Er bestaan vele voorbeelden, waar kennis van universele symboliek kan helpen om een Boeddhistisch symbool te begrijpen. Ik geef er hier een. Boeddha zit nooit op de grond maar altijd op een lotus. Nu wil ik het niet hebben over de symboliek van de lotus zelf, die tamelijk gecompliceerd is, maar over het feit dat het een bloem is die op het water bloeit. Nu zou dit de ongewenste indruk kunnen geven dat de Boeddha elk moment in het water kan vallen. Het perspectief wordt anders als het water niet letterlijk maar symbolisch wordt genomen. In andere religies komen veel Goden voor die over het water kunnen lopen. Dit is een symbool voor de zee van mogelijkheden. Er zijn ook vele scheppingsmythen die uitgaan van water. De God die over het water loopt demonstreert dat hij de mogelijkheden meester is; we kunnen ook zeggen dat hij het principe vertegenwoordigt waarin alle potentie in werkelijkheid wordt omgezet. Dat de Boeddha op het water zit kan dus betekenen dat hij gezien wordt als vertegenwoordiger van dit principe. Een soortgelijk verhaal gaat op voor het feit dat de Boeddha altijd in goud wordt uitgevoerd: ook hier zijn universele principes werkzaam. De Boeddha wordt gekoppeld aan de zonnekrachten.
Een derde thema: de afwezigheid van een Boeddhabeeld in de eerste eeuwen. Er zijn vele parallellen aan te voeren met andere godsdiensten. Hiernaar is onlangs een boeiende studie gewijd van de Japanse Tanaka. Zij kiest niet voor de benadering van de Philosophia Perennis maar haar onderzoekingen zijn wel relevant.

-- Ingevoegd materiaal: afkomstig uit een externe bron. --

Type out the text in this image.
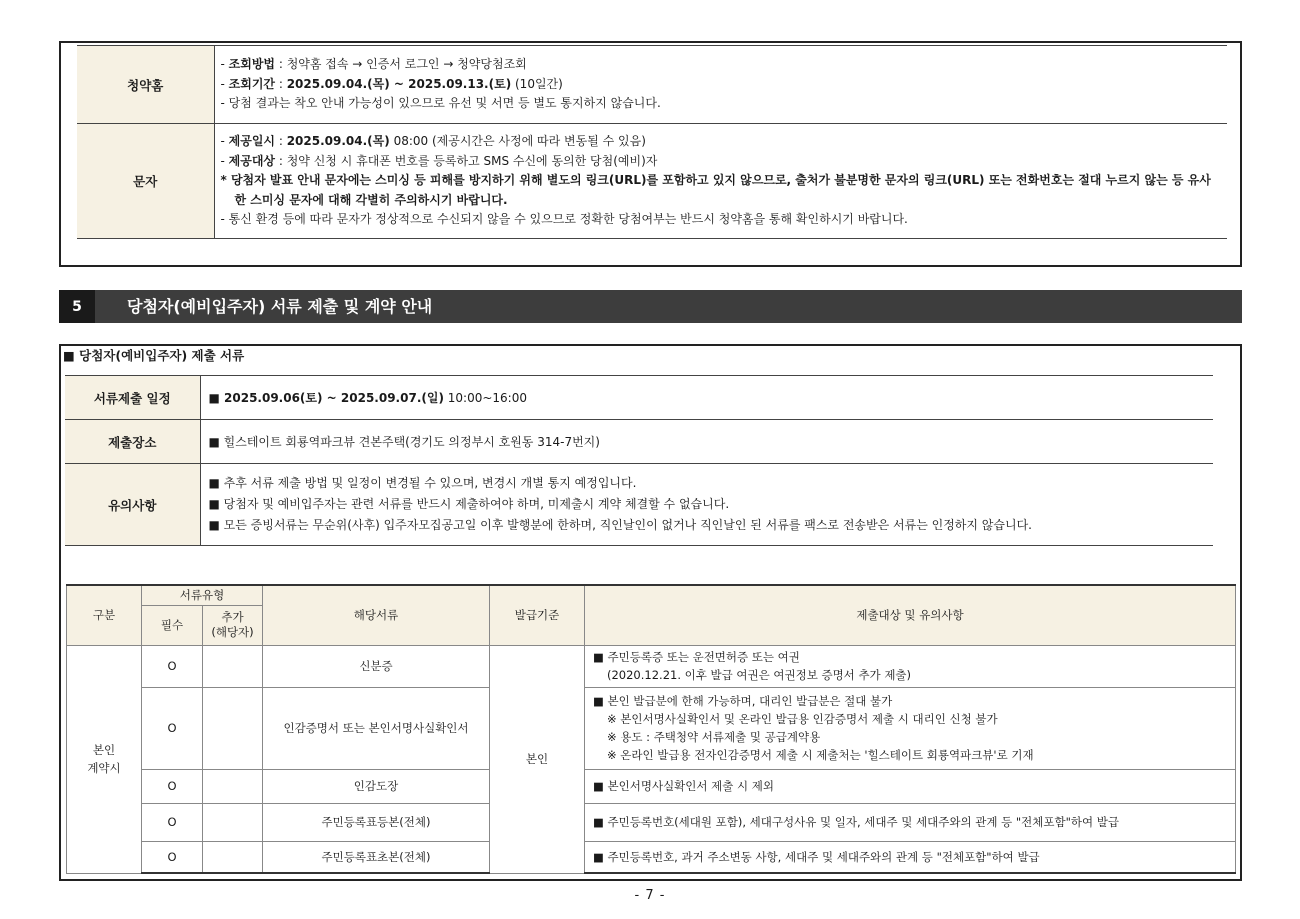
청약홈	- 조회방법 : 청약홈 접속 → 인증서 로그인 → 청약당첨조회
- 조회기간 : 2025.09.04.(목) ~ 2025.09.13.(토) (10일간)
- 당첨 결과는 착오 안내 가능성이 있으므로 유선 및 서면 등 별도 통지하지 않습니다.

문자	- 제공일시 : 2025.09.04.(목) 08:00 (제공시간은 사정에 따라 변동될 수 있음)
- 제공대상 : 청약 신청 시 휴대폰 번호를 등록하고 SMS 수신에 동의한 당첨(예비)자
* 당첨자 발표 안내 문자에는 스미싱 등 피해를 방지하기 위해 별도의 링크(URL)를 포함하고 있지 않으므로, 출처가 불분명한 문자의 링크(URL) 또는 전화번호는 절대 누르지 않는 등 유사한 스미싱 문자에 대해 각별히 주의하시기 바랍니다.
- 통신 환경 등에 따라 문자가 정상적으로 수신되지 않을 수 있으므로 정확한 당첨여부는 반드시 청약홈을 통해 확인하시기 바랍니다.
5	당첨자(예비입주자) 서류 제출 및 계약 안내
■ 당첨자(예비입주자) 제출 서류
서류제출 일정	■ 2025.09.06(토) ~ 2025.09.07.(일) 10:00~16:00
제출장소	■ 힐스테이트 회룡역파크뷰 견본주택(경기도 의정부시 호원동 314-7번지)
유의사항	■ 추후 서류 제출 방법 및 일정이 변경될 수 있으며, 변경시 개별 통지 예정입니다.
■ 당첨자 및 예비입주자는 관련 서류를 반드시 제출하여야 하며, 미제출시 계약 체결할 수 없습니다.
■ 모든 증빙서류는 무순위(사후) 입주자모집공고일 이후 발행분에 한하며, 직인날인이 없거나 직인날인 된 서류를 팩스로 전송받은 서류는 인정하지 않습니다.
구분	서류유형		해당서류	발급기준	제출대상 및 유의사항
	필수	추가
(해당자)			
본인
계약시	O		신분증	본인	■ 주민등록증 또는 운전면허증 또는 여권
(2020.12.21. 이후 발급 여권은 여권정보 증명서 추가 제출)

	O		인감증명서 또는 본인서명사실확인서		■ 본인 발급분에 한해 가능하며, 대리인 발급분은 절대 불가
※ 본인서명사실확인서 및 온라인 발급용 인감증명서 제출 시 대리인 신청 불가
※ 용도 : 주택청약 서류제출 및 공급계약용
※ 온라인 발급용 전자인감증명서 제출 시 제출처는 '힐스테이트 회룡역파크뷰'로 기재

	O		인감도장		■ 본인서명사실확인서 제출 시 제외
	O		주민등록표등본(전체)		■ 주민등록번호(세대원 포함), 세대구성사유 및 일자, 세대주 및 세대주와의 관계 등 "전체포함"하여 발급
	O		주민등록표초본(전체)		■ 주민등록번호, 과거 주소변동 사항, 세대주 및 세대주와의 관계 등 "전체포함"하여 발급
- 7 -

Ontwikkelen van gevoeligheid voor symboliek
Tot slot wil ik iets zeggen tot mensen die in religieuze symboliek zijn geïnteresseerd, maar nog niet echt ermee begonnen zijn, en geen leraar hebben op dit gebied. Allereerst laat het idee varen dat een symbolen woordenboek een pasklare oplossing is. Het is hooguit een bescheiden hulpmiddel. De betekenis van bepaalde kleuren, objecten of gebeurtenissen kan verschillen afhankelijk van plaats en van context. Bovendien kan een object ook binnen een bepaalde cultuur en context verschillende lagen van betekenissen hebben. Verder is het goed enig inlevingsvermogen te kweken voor andere tijden, waar het 's nachts echt donker werd (zonder straatverlichting) en de sterrenhemel dus belangrijk was, waar de mensen niet met beelden gebombardeerd werden (zoals in de media), waar mensen hard moesten werken voor hun voortbestaan, enz. enz. Het is ook belangrijk een kritische blik voor onze westerse cultuur te ontwikkelen: met name waar het gaat om de hiërarchie van waarden. Dat houdt ook in een afstand nemen tot bekende instellingen. Ten derde kun je je gevoeligheid voor symboliek vergroten door meditatie en ook door studie. Je kunt ook proberen de symboliek van gebeurtenissen te zien in je eigen leven, of in het publieke leven. En ten slotte: concentreer je op het symbool (of enkele symbolen) dat je veel zegt. Het gaat niet om de hoeveelheid, maar om diepgang.

    Noot
    Onze huidige westerse beschaving ontbreekt het aan vitaliteit, doordat het aan spiritualiteit ontbreekt. Aan zijn lot overgelaten zal deze beschaving aan zijn eigen dynamiek ten gronde gaan. Dit is geen cultuurpessimisme, zoals ook het Boeddhisme geen pessimistische maar een realistische visie is. Het heeft ook niets te maken met heimwee naar vroeger, met conservatisme of het idee dat vroeger alles beter was. Het is een inzicht gebaseerd op een fundamentele waarheid: dat wat het zwaarst is ook het zwaarst moet wegen: spiritualiteit (God, Nirwana, het Absolute) is het hoogste en een cultuur die dat systematisch ontkent is ziek. Ik zeg dat niet zozeer in de hoop het tij te keren. Veel zinniger lijkt me de doelstelling individuele personen voor misleiding te behoeden. Teveel westerse eigenaardigheden worden als vanzelfsprekend aangenomen en houden de mensen af van een ontwikkeling op spiritueel gebied.